Court Opinion

ID: 3248077
Source: CourtListenerOpinion
Date Created: 2016-07-05 16:19:47.089611+00
Date Added: 2024-06-11T07:40:48.551440
License: Public Domain

The statement of the case will contain a sufficient outline for a proper understanding of the question here presented.
Appellant, Dew, defended this bill for sale for division upon the theory that he was not a tenant in common with the other parties to the cause, but owned the land in severalty, and had acquired a perfect title thereto by adverse possession under color of title. The mortgage from Celeste Childress, one of the heirs of Pollard Childress, and Robert Cox executed in 1901 to this appellant, purported to convey the entire interest and fee-simple title in and to the land. They were in possession, and the evidence was without dispute they claimed to own the same. The mortgage was duly foreclosed, and the deeds evidencing the transaction were recorded in 1906, and since the date of the execution of these deeds the evidence is without dispute that appellant has been in the continuous, open, adverse possession of the land, claiming the same as his own, and without any recognition of the rights of any one else thereto.
The principle of law controlling the case under these circumstances is found stated in Riggs v. Fuller, 54 Ala. 141, where the court, speaking to an analogous situation, said:
"The grantor was one of the heirs to whom the lands had descended. A sale and conveyance by him of the entire fee to a stranger, who takes possession claiming the exclusive title, operates a disseisin of the other heirs, and converts the possession, of the stranger into an adverse possession which, if continued the length of time prescribed by the statute of limitations, will bar the entry of the other heirs."
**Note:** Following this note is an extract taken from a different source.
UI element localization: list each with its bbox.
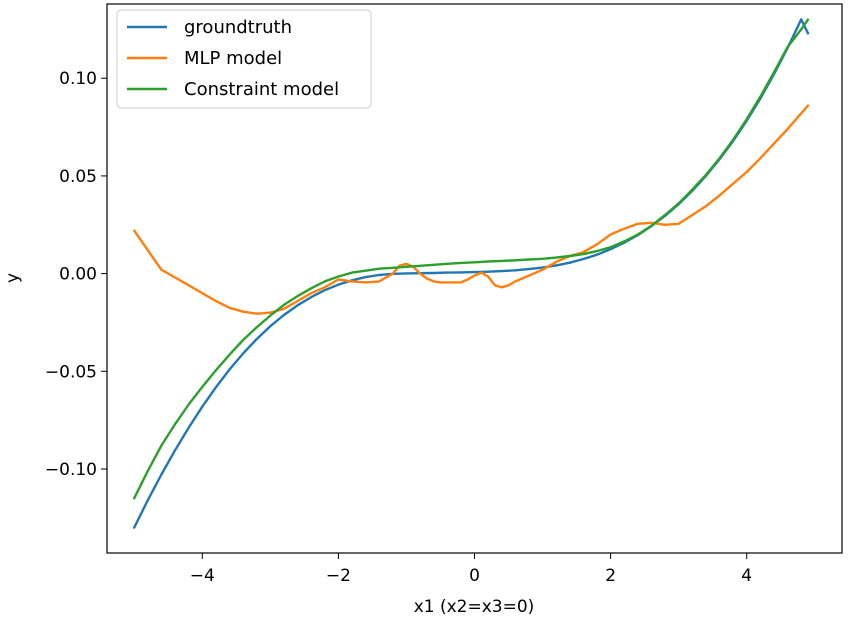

The holding of this court in the Riggs Case, supra, is supported by the overwhelming weight of authority. Mr. Freeman in his note to the case of Joyce v. Dyer, 109 Am. St. Rep. 603, says:
"There is little, if any, dissent from the proposition that where a cotenant conveys to a stranger to the title by a conveyance appropriate in form to transfer an estate in severalty, and the grantee enters into exclusive possession of the property thereunder as a claimant in severalty, this in an ouster of the other cotenants, of which they must take notice, and which, if sufficiently long continued, bars them of all right to the property."
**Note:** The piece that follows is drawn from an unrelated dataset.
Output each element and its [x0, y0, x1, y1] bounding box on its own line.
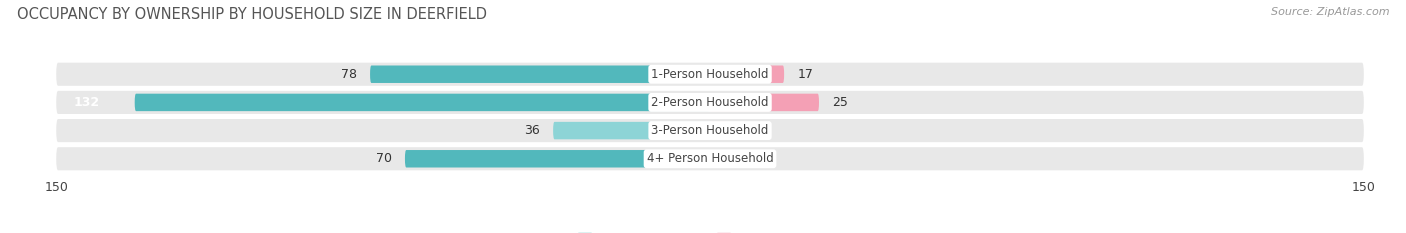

The author's note then cites numerous decisions, among them Fielder v. Childs, 73 Ala. 567. See, also, 2 Corpus Juris, 185.
The court below evidently proceeded upon the theory that appellant by the execution of the mortgage and foreclosure deeds had become a tenant in common with the cotenants of Celeste Childress, and that the evidence was insufficient to show an ouster of his joint owners. Miller v. Vizzard Inv. Co.,195 Ala. 467, 70 So. 639. But this is an erroneous view. The appellant did not become, nor did he enter into possession as a tenant in common with the joint owners of Celeste Childress, but entered as a stranger under a deed purporting to convey the entire interest in the property, and claimed the same exclusively as his own. This itself operated a disseisin of the parties to this suit, and the possession continued for such length of time as to perfect his title. This is very clearly stated in Joyce v. Dyer, supra, 189 Mass. 64, 75 N.E. 81, 109 Am. St. Rep. 603, a case of similar character to that here involved, wherein the court said:
"In considering this question we must bear in mind the familiar principle that when one enters upon land he is presumed to enter under the title which his deed purports upon its face to convey, both as respects the extent of the land and the nature of his interest. The deed to Samuel Dyer purported to convey the fee in the whole. Under that deed he entered, and in the absence of anything shown to the contrary, he is presumed to have entered under a claim of right to the fee in the whole. It is not a case where a tenant in common, being or entering into possession as such, afterwards attempts to claim that his occupation was adverse to his cotenant. Dyer did not enter as a tenant in common. From the very first he is presumed to have claimed under his deed, and there is nothing to show that he or his successors ever acknowledged or ever supposed that the interest thereby conveyed was anything other than as it appeared upon the face of the deed."
The conveyances relied upon by appellant were duly recorded, and his possession was open and notorious (see note to Joyce v. Dyer, supra, p. 614), and that constituted color of title so as to extend the possession to the entire tract.
While in this case the testimony was taken orally before the court, yet, under the situation here presented, the rule concerning the effect of the finding of the court upon the facts on appeal is without application. The evidence is practically without dispute, and it is evident that the decree rendered was based upon an erroneous view of the law as applied to the facts before the court. When such is the case, the rule is of course without application. Murphree v. Hanson, 197 Ala. 246,72 So. 437.
Having reached the conclusion there is error in the decree of the court below, it will *Page 355 
be reversed, and a decree will be here rendered, dismissing the bill.
Reversed and rendered.
ANDERSON, C. J., and SAYRE and THOMAS, JJ., concur.